The foreign minister’s speech in the United States regarding the accountability and reconciliation process is welcome. The speech is far more nuanced than speeches made by his predecessor on similar subjects. At the moment, the foreign minister (and rightly so) is busy abroad negotiating with international actors. But similar enthusiasm is lacking in domestic efforts to counter the opposition’s criticism of these negotiations. This will only add to the legitimacy of the opposition’s claim that the government is secretly collaborating with foreign forces hostile to the country’s national interests.
In short, if the present government provides credibility to previous government’s racist slogans and tactics to delay justice, it will runs the risk of losing both Tamil and Sinhala votes at the next general election. This government also risks the majority vote if it permits the opposition to fan the flames of the majority community’s fears of the government’s approach to transitional justice. This would further polarize the country along ethnic lines and cause it to become isolated internationally. The loss of another opportunity to restore public and international faith in the country’s justice system and pave the way for another bunch of crooks to take over governance after next parliamentary election would be devastating.
The government needs a public relations campaign to alleviate the Sinhala fear of an impartial inquiry and candidly explain the meaning and necessity of devolution, dispelling myths and allaying fears. It is the government’s duty to create public awareness that critically examines the assumptions underlying these fears and prepare citizens to accept the hard choices the government needs to make to ensure accountability and good governance.
Good governance does not mean clinging to power at the expense of truth and justice. Failure to honor demands for transitional justice for minorities is not compatible with the moral integrity of good governance, nor could it be sustainable in the long term. The government must remember that the moral decadence of the Rajapaksa regime caused its downfall, despite its control over the state security apparatus and financial and state resources. Even the war euphoria was insufficient for the government to escape this moral indictment.

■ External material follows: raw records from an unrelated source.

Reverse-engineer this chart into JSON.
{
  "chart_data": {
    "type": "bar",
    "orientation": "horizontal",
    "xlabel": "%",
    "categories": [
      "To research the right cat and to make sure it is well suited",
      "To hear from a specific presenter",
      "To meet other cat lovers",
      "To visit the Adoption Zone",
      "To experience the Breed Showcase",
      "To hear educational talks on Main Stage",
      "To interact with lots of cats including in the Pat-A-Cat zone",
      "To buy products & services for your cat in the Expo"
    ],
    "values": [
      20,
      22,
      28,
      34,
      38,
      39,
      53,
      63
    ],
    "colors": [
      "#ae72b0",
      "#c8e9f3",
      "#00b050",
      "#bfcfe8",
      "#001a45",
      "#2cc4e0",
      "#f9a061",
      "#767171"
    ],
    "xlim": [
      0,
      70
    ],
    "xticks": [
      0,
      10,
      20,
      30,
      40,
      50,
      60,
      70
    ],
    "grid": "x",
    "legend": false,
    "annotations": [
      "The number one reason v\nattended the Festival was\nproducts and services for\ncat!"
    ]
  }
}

The morally superior course of action would be to take political risks by punishing those responsible for corruption and addressing the transitional justice concerns of the Tamil community. This would also better position the government to win the next election than abrogating responsibility for political expediency. Coming to terms with truth and justice is an easier way to restore the faith in country’s justice system, and it is inherently uncomfortable and never a risk free process. Such risk might be personal or political (e.g. losing the next election), but that would be a worthwhile price for justice, vouchsafing a victory for society in the long run. This is the lesson learned from the past two centuries’ positive social reforms.